The U.S. Labor Market and Federal Reserve Board Policy

June 08, 2015

Dean Baker
The Hankyoreh, June 8, 2015

View article at original source.

Most analysts are convinced the Federal Reserve Board will begin raising interest rates at some point in 2015. The weak data for the first quarter, which now shows the economy shrinking in the quarter, likely pushed back the date of the first increase towards the end of the year, but few doubt that a rate hike will come soon. This should be cause for serious concern.

The reason the Fed would raise interest rates is to slow the economy and reduce the pace of job creation. The argument is that the labor market is approaching full employment and if the economy were to continue to create jobs at a rapid pace, the excessive tightness of the labor market would lead to spiraling inflation. This view needs to be challenged.

The basis for the full employment view is that the unemployment rate has fallen sharply in the last two years, dropping from 7.6 percent in April of 2013 to 5.4 percent in April of 2015. With most economists putting the full employment level of unemployment in the range of 5.0–5.4 percent, it would appear that we are close to full employment, if not already there.

But on closer examination, it is not clear that the 2.2 percentage point drop in the unemployment rate means very much. The decline in the unemployment rate over this period was largely the result of people dropping out of the labor market.

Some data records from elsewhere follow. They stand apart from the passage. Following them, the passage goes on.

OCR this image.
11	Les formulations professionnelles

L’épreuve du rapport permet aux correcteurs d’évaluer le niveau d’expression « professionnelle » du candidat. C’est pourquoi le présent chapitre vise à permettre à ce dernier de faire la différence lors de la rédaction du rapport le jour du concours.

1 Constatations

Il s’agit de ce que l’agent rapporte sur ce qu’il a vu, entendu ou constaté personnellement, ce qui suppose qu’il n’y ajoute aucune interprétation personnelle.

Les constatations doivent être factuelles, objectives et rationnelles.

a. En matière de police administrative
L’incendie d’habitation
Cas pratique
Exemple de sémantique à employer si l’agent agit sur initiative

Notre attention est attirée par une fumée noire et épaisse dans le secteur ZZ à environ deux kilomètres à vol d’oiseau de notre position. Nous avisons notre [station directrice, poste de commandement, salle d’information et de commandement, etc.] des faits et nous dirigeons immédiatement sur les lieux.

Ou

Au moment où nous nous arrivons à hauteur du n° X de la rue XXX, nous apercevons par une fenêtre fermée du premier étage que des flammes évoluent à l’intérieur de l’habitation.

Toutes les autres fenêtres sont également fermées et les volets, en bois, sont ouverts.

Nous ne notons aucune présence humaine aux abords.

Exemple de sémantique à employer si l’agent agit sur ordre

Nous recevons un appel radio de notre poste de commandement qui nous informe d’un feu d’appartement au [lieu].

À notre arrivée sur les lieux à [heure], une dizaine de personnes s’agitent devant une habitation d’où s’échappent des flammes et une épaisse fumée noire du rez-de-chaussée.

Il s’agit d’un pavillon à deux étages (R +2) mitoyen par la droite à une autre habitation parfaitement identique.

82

The percentage of the population that is in the labor force declined by 0.6 percentage points over the last two years, the equivalent of 1.5 million people leaving the labor market, meaning that they are neither working nor looking for work and therefore counted as unemployed. This is the opposite of the pattern we usually see, where the labor force participation rises when the unemployment rate falls.

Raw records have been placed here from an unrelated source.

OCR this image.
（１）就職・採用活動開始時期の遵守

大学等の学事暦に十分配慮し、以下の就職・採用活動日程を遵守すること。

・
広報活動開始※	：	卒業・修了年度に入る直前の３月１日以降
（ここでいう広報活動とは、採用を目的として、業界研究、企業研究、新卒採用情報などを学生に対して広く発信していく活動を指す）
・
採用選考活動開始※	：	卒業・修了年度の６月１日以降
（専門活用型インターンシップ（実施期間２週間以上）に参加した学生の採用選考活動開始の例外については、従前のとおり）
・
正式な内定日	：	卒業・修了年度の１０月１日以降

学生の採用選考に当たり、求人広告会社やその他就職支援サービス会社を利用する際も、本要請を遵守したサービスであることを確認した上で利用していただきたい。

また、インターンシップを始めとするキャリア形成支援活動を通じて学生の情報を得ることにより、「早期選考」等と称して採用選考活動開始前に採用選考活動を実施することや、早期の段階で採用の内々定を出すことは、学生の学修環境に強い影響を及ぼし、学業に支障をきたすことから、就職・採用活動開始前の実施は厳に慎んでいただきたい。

The share of the population that has jobs is still down by four full percentage points from its pre-recession level. The fall-off would more than five percentage points if we compared the employment rate to the peak of the prior business cycle in 2000.

Many have argued the decline in employment rates is due to the aging of the population, with a larger share of the country now in their retirement years, but the story is little different if we focus on just prime age workers, people between the ages of 25-54. The employment rate for this group is down by three percentage points from its pre-recession level and more than four percentage points when compared with 2000.

It is hard to envision any good story as to why to so many people in their prime working years, both men and women (the decline is comparable for both sexes), would have decided that they don’t feel like working. Furthermore, other measures of a slack labor market, most notably involuntary part-time employment, remain well above pre-recession levels. This should raise further questions about claims that we are near full employment.

This is not just an academic exercise. If the Fed raises interest rate to prevent the unemployment rate from falling at a point where the economy is still well below full employment, then it will needlessly be keeping millions of people out of work. Disproportionately, the people who will be denied employment are minorities and the less-educated. As a rule of thumb, the unemployment rate for African Americans is twice the unemployment rate for whites. The unemployment rate for African American teens is six times the white unemployment rate. These are the populations that will be hardest hit by the Fed’s decision to raise interest rates earlier and faster than necessary.

It is also important to recognize that the tightness of the labor market affects the ability of tens of millions of workers to get pay increases. The only time in the last four decades when most workers were able to share in the gains of economic growth was in the late 1990s, when the unemployment rate fell sharply, eventually bottoming out at just 3.8 percent in 2000. If we were to again see similarly tight labor markets most workers would likely see wage gains, but if the Fed prevents the labor market from tightening, the gains from growth will continue to go to those at the top.

It is difficult to see a good argument for the Fed to rush to raise interest rates. The pattern of inflation has been studied intensively by economists for many decades. No models show it surging upward in response to a labor market that is slightly tighter than is consistent with a stable inflation rate. If the Fed mistakenly allowed the unemployment rate to fall 0.5 percentage points below the level consistent with stable inflation, it would only result in a very modest increase in the inflation rate – on the order of 0.1–0.2 percentage points after a full year.

This risk seems a very small price to pay for allowing millions of workers to get jobs and for tens of millions to get pay raises. The other point that should be made much more frequently is that economists really don’t know how low the unemployment rate can go without triggering inflation. In the 1990s, virtually the entire profession agreed that 6.0 percent unemployment, or something close to it, was the lowest the unemployment rate could go without triggering inflation.

The profession was badly mistaken in this view, as then Fed Chair Alan Greenspan demonstrated by letting the unemployment rate fall to 3.8 percent, without triggering an inflationary spiral. There is no reason to believe that economists have any better understanding of the economy today than they did two decades ago. That should argue strongly against Fed rate hikes that will keep millions out of work and tens of millions from getting pay increases. That’s a huge price to pay based on a theory of the economy that could be wrong.